Notice that you need a SQL result set mapping for the count query, though.
This works actually pretty nice.
This is description, given in spring data jpa documentation (http://docs.spring.io/spring-data/jpa/docs/1.8.0.M1/reference/html/)
Native queriesThe #Query annotation allows to execute native queries
by setting the nativeQuery flag to true. Note, that we currently don’t
support execution of pagination or dynamic sorting for native queries
as we’d have to manipulate the actual query declared and we cannot do
this reliably for native SQL.
JPQL abstracts SQL implementation and it's providers specifics, and makes it responsibility of ORM framework to generate correct SQL.
So by using Pagination in JPQL form, Spring just needs to generate correct JPQL, and it will be interpreted on ORM level to correct SQL.
While doing so with SQL, would imply that Spring knows how to generated correct SQL for the vast majorities of RDBMS, duplicating ORM functionality, which is too much overhead.
There is a way to use Pageable with native queries with the SpEL capacity of Spring data, it is mention here.
You can find an example in this repository.
/**
* #see DATAJPA-564
*/
#Query(
value = "select * from (select rownum() as RN, u.* from SD_User u) where RN between ?#{ #pageable.offset -1} and ?#{#pageable.offset + #pageable.pageSize}",
countQuery = "select count(u.id) from SD_User u", nativeQuery = true)

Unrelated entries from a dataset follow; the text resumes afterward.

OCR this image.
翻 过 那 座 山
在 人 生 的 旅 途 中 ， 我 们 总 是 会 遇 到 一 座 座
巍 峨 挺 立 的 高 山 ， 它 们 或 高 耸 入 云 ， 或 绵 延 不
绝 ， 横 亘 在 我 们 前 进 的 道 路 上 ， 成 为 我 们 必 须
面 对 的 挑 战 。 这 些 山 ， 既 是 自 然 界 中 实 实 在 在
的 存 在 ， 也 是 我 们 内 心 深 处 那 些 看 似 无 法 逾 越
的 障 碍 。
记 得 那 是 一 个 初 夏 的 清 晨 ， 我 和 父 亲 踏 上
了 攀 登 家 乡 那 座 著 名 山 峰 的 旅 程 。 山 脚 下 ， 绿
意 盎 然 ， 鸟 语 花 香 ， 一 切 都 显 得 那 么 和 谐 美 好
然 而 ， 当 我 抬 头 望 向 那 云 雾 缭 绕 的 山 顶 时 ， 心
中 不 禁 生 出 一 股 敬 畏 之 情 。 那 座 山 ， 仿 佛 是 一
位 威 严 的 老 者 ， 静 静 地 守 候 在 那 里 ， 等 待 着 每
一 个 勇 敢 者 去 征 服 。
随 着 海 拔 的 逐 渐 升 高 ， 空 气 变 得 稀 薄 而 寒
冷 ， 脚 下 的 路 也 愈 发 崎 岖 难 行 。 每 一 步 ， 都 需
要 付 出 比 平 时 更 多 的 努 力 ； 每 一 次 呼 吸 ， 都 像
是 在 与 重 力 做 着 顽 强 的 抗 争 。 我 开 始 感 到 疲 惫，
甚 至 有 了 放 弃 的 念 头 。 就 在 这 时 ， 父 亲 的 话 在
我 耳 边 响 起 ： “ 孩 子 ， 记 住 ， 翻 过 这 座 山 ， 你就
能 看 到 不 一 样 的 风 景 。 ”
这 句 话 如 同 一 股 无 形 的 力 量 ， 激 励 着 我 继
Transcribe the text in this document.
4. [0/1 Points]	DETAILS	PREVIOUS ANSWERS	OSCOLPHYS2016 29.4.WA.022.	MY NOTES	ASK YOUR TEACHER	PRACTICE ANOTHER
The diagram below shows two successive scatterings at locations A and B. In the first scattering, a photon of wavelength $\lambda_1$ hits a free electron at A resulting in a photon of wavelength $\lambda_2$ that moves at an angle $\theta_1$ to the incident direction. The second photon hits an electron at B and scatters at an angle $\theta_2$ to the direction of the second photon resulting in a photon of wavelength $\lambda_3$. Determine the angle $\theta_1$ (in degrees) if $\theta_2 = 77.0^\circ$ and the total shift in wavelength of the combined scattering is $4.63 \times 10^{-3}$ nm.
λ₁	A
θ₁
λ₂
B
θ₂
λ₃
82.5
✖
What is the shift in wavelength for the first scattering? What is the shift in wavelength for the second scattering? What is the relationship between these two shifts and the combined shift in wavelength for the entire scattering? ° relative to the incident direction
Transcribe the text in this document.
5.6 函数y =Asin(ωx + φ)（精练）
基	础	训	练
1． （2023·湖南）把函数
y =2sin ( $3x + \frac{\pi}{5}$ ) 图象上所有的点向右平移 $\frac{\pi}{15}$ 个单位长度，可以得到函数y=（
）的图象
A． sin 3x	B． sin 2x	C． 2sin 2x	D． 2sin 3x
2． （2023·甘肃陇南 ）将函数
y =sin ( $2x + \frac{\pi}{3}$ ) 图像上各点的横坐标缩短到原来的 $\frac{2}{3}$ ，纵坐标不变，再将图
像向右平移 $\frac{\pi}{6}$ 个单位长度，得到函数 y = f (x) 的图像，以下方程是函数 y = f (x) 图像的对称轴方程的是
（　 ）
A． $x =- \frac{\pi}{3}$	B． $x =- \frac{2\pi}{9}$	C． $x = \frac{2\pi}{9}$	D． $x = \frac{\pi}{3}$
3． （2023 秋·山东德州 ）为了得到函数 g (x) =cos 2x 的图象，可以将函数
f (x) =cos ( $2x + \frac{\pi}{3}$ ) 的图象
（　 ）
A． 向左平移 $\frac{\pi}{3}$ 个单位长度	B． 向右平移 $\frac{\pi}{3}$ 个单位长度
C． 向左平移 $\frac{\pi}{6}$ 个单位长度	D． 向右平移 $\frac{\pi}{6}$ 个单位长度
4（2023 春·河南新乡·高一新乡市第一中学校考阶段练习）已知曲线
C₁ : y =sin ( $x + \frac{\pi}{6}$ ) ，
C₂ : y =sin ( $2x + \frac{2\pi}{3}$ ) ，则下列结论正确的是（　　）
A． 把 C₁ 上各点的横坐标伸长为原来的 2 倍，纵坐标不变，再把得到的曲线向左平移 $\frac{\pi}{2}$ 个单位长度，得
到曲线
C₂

Page<User> findUsersInNativeQueryWithPagination(Pageable pageable);
The sort functionnality will not work properly if there is a subquery in the fromclause or your native query and you wish to apply a dynamic sort on it. The way it can be done is to move the subquery in the where clause.
Spring data will append to the end of your request " order by " if there is a Sort object in the Pageable. (with Spring data 1.10.3)
A better way is to convert the native query in jpql if possible.